Mercy understands this. Mercy understands that we all make mistakes. Some of us make many. Mercy understands that even people who disagree with me or who choose to prioritize very differently from what I prefer, are people who are loved by God and whom I’m called to love. Mercy understands. Mercy forgives. Mercy gives another chance. Mercy assumes the best even when evidence seems to suggest that people will never change. Mercy is aware of the fact that all people can change. Because there is a God. And he can change the hearts of anybody.
I have also learned some about having mercy on myself. The dictionary definition talks about power. And it’s within my power to give myself a hard time when I make poor choices. I may even feel that justice is served when I hate myself or reject myself. Henri Nouwen reminds me that: “Self-rejection is the single greatest enemy of spiritual life, because it contradicts the voice that calls us the Beloved“, and I don’t want to live in self-rejection. I wan to have mercy on myself too.

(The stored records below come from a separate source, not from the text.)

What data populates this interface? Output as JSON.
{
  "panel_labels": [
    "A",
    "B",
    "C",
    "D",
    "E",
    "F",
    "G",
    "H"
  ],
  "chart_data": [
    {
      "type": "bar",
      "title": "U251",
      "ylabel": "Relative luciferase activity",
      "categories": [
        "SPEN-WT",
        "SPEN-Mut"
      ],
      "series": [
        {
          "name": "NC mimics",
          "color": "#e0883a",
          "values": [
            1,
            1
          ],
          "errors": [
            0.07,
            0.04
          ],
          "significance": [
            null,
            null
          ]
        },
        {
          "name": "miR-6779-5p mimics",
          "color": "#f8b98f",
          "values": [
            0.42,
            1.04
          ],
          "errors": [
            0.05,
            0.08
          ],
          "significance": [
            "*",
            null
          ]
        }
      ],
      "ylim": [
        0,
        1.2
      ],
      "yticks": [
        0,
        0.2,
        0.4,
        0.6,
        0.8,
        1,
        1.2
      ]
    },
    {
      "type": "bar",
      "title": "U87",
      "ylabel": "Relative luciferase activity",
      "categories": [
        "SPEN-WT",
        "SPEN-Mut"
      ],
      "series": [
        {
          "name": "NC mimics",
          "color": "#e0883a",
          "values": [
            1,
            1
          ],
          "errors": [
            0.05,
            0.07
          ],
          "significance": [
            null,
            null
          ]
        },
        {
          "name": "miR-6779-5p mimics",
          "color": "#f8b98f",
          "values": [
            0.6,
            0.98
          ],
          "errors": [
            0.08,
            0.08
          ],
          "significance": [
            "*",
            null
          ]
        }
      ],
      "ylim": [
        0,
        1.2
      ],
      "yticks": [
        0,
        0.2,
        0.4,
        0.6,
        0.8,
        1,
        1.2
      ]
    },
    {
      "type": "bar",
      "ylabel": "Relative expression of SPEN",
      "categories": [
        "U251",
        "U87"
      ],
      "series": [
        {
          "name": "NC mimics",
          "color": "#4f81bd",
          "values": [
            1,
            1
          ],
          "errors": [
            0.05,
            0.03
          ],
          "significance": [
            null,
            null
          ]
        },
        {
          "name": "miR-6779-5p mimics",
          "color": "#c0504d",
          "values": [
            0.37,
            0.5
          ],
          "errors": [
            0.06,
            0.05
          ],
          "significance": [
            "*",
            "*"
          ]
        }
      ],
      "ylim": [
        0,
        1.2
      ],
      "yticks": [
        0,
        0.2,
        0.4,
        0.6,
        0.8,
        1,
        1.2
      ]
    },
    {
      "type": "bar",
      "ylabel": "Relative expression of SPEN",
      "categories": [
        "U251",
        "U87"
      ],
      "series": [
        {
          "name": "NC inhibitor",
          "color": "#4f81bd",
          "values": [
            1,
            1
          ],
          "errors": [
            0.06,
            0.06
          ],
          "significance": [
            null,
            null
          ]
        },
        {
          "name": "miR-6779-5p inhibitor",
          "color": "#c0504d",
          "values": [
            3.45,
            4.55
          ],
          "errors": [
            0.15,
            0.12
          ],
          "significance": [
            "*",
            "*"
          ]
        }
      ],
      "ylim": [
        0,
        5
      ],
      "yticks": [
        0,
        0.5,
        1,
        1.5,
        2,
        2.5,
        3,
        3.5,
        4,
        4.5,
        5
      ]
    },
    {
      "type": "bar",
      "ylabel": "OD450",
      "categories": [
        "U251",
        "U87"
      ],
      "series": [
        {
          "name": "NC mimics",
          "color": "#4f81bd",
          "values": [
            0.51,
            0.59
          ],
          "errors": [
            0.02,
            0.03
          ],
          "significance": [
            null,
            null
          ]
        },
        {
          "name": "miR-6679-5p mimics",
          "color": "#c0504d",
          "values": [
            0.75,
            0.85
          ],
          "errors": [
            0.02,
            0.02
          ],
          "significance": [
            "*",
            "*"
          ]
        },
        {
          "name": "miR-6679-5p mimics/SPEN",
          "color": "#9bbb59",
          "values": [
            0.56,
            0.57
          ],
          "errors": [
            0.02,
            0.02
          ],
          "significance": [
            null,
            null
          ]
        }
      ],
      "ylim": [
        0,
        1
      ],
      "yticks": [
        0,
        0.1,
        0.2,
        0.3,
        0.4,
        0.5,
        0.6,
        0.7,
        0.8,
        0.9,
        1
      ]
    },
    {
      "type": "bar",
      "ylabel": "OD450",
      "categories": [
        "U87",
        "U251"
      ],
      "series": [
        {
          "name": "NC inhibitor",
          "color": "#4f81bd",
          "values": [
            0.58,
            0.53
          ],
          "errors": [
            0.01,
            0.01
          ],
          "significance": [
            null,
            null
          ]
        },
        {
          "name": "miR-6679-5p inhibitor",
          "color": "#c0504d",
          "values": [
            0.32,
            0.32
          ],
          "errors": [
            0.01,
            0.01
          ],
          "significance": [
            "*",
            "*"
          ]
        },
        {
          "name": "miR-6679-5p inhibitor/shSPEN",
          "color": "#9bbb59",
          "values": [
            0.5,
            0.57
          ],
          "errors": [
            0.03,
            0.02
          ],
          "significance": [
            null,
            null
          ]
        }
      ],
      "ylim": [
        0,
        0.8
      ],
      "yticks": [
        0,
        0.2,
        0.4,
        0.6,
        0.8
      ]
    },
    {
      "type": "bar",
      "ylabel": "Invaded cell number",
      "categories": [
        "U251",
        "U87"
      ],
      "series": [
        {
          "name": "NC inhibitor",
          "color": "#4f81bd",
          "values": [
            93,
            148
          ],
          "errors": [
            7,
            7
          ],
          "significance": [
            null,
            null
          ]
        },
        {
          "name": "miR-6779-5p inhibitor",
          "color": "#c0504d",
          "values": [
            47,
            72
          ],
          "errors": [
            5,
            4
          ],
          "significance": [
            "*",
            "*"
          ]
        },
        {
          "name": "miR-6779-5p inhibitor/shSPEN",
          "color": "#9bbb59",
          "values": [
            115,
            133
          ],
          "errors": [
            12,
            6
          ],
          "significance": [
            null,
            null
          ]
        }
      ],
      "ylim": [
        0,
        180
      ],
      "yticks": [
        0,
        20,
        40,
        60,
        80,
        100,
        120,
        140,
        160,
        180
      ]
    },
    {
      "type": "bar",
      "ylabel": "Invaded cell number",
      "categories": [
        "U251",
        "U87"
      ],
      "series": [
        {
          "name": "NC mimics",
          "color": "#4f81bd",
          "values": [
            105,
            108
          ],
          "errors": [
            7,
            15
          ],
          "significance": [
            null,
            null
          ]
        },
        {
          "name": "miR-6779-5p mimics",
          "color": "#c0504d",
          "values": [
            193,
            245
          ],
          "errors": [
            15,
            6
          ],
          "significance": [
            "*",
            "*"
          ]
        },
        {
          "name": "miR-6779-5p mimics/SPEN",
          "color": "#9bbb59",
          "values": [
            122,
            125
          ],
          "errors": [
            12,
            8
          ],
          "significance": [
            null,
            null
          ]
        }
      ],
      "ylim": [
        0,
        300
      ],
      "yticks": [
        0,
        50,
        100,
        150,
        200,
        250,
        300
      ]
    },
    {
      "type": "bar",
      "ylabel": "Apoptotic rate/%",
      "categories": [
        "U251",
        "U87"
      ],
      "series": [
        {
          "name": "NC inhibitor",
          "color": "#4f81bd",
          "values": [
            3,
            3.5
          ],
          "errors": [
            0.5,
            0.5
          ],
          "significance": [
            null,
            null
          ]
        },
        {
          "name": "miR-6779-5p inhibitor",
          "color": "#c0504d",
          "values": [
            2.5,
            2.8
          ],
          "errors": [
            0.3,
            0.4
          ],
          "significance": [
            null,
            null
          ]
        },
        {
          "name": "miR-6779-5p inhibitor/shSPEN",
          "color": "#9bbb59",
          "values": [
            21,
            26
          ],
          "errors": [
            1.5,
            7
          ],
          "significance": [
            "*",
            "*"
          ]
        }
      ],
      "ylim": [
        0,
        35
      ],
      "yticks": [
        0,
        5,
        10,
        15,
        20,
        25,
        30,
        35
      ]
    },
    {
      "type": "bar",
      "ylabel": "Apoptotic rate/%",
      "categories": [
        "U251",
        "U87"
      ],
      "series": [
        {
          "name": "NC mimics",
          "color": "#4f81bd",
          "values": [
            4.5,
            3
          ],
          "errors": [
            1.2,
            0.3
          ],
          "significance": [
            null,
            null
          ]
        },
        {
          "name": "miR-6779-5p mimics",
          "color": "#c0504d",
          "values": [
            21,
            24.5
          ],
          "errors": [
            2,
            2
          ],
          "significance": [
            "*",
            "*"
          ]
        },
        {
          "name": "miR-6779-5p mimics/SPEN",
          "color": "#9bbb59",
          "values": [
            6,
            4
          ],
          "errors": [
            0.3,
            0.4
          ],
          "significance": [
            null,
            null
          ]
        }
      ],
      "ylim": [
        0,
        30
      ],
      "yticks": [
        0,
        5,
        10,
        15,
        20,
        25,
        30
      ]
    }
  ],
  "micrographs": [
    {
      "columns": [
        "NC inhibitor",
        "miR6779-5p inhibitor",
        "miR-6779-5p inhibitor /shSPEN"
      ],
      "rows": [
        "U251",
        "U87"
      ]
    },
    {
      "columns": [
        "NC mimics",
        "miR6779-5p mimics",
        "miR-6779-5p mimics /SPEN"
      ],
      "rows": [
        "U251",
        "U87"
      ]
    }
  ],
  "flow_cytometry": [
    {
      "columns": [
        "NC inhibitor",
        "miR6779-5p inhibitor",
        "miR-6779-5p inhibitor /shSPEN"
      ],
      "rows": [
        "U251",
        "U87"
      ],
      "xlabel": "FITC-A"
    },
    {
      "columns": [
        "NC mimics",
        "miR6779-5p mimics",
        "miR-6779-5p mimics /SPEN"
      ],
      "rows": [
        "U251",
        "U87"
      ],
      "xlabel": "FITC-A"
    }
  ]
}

I am excited to see what this new year holds. And I’m looking forward to taking more steps down the path of mercy. I need it. I need more healing of my soul. I am thankful that God’s mercy towards me is guaranteed:
“For we do not have a high priest who is unable to sympathize with our weaknesses, but we have one who has been tempted in every way, just as we are – yet was without sin. Let us then approach the throne of grace with confidence, so that we may receive mercy and find grace to help us in our time of need” (Hebrews 4:15-16)
I wonder what word of the year 2010 will hold for me?